Four firms submitted proposals, giving city officials important points of comparison and a range of options.
Competition has also meant a dramatic reduction in costs. The final project will likely cost hundreds of millions of dollars less than the original no-bid plan offered by Mayor Sly James and Burns & McDonnell in May. That’s exactly why The Star urged the council to open the process to competition.
To their credit, three of the proposers made their plans public, a decision that was in Kansas Citians’ best interest. The firms were far more transparent than City Hall.
Kansas City voters must be assured their representatives picked the right proposal, for the right cost, for the right reasons.
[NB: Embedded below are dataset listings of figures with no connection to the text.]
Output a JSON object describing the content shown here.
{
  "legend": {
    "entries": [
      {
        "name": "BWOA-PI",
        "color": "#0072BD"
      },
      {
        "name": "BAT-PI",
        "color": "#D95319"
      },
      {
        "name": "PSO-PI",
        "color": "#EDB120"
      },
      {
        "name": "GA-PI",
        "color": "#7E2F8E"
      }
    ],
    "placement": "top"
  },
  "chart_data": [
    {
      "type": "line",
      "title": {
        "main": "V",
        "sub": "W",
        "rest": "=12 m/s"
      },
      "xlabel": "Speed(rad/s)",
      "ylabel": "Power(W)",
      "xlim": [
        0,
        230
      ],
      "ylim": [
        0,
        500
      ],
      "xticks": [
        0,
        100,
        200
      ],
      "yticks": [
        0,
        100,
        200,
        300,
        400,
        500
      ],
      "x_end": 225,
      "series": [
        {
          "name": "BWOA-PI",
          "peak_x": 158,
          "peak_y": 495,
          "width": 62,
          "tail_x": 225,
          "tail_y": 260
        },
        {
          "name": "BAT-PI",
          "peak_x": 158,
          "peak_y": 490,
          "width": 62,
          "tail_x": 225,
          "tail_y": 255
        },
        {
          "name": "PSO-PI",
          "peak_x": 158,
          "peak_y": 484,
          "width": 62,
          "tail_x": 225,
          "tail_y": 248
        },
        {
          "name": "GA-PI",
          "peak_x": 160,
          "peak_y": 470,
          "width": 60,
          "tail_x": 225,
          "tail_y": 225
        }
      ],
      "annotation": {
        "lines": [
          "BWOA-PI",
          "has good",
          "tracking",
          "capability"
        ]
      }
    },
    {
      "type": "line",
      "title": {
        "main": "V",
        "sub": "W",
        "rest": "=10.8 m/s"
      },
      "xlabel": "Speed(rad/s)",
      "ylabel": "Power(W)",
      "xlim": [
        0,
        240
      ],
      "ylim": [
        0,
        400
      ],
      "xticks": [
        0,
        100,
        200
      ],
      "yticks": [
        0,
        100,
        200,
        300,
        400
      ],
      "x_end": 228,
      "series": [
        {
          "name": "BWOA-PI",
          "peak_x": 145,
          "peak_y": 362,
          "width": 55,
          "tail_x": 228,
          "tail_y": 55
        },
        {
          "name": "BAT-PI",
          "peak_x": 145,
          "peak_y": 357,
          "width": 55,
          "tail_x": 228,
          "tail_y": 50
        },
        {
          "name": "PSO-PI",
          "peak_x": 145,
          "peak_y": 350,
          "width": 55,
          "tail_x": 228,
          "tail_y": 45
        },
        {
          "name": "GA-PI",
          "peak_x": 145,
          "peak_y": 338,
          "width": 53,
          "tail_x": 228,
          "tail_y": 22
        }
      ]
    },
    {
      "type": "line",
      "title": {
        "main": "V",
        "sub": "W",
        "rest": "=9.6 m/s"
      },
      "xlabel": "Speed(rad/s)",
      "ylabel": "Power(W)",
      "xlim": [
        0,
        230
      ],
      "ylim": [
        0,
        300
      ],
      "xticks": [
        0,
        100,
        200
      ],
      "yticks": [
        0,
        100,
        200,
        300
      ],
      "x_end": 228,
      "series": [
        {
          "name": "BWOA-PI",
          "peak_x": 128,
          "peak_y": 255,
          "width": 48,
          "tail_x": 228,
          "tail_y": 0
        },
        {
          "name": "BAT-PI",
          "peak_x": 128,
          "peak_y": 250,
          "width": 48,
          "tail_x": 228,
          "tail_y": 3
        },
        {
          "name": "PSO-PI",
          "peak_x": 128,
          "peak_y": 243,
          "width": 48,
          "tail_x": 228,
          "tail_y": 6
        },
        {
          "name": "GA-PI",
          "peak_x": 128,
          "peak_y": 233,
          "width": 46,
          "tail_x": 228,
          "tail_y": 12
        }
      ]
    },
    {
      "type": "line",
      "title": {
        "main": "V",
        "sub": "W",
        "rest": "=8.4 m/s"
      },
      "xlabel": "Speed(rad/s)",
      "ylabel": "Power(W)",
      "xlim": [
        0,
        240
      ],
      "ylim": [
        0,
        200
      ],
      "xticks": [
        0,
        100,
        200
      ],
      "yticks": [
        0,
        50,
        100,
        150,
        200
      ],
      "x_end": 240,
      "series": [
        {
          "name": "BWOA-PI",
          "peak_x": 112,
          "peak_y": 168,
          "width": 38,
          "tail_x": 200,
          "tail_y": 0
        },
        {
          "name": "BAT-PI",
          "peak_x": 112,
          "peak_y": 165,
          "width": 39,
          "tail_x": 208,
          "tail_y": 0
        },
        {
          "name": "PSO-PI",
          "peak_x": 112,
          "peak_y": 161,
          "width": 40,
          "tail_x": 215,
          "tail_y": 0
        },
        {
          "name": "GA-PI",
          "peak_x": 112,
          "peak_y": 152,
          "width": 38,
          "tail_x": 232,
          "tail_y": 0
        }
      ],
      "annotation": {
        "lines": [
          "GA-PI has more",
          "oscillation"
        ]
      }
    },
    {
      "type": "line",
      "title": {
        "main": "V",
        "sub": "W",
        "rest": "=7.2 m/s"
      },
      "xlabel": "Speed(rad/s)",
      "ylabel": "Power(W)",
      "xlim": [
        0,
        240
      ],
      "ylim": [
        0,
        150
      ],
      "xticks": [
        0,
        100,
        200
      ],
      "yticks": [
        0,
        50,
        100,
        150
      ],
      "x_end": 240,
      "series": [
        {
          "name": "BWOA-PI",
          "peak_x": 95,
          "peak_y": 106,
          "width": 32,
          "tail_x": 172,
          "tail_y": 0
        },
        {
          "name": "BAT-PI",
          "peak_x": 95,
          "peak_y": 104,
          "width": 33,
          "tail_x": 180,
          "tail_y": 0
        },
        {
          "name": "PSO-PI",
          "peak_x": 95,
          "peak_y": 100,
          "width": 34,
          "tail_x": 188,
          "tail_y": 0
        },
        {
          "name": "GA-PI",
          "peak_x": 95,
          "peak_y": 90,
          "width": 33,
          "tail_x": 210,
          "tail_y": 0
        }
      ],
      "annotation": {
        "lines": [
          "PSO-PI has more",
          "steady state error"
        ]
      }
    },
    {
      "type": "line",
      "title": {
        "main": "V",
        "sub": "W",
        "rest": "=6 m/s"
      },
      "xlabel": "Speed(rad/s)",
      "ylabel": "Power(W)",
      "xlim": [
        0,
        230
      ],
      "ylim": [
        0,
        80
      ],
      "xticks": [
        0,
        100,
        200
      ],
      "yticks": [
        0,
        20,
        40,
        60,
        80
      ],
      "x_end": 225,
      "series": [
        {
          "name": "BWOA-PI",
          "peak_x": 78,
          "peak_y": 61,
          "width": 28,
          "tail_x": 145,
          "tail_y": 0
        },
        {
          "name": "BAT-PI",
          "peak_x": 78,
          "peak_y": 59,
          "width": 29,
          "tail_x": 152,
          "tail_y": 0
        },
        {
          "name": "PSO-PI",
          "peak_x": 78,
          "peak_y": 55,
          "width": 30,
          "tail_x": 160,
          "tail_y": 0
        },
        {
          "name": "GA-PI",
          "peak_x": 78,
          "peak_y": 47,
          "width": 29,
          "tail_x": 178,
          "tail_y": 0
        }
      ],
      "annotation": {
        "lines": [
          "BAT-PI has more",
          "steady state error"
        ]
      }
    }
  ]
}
A transparent process is the only way to do that.
Some council members — and at least one proposer — have expressed concerns about additional questions submitted after Monday’s session.
The additional inquiries aren’t particularly worrisome. Selection committee members have a right to make sure they understand what they’re being offered.
At the same time, the city shouldn’t be changing the rules now. If there’s evidence the questions are designed to delay the process or tilt the selection to a specific proposer, voters will properly reject the selection.
That’s why the answers to the inquiries must be made public. Selection committee members said they want an apples-to-apples comparison of proposers’ financing offers. Kansas Citians will want the same information.
There are other hurdles. The City Council must still decide what language to put on the ballot. That decision now appears easier because the two front-running proposers have agreed that private or semi-private financing is preferable to public aviation bonds.
Eventually, the council will have to pick a winning proposer. That decision need not be made before Aug. 24, and members should take as much time as is reasonable to reach a fact-based choice.
The criteria are clear: a modern, convenient, accessible terminal, built as quickly and safely as possible at the lowest possible cost.
At some point before Election Day, city officials will have to publicly defend their decision against those measuring sticks. If they can’t do it, the airport project will lose at the polls.
That sad outcome can still be avoided. Kansas Citians are fair-minded and support progress. If the City Council makes an objective decision in an open process, voters will support a 21st-century KCI.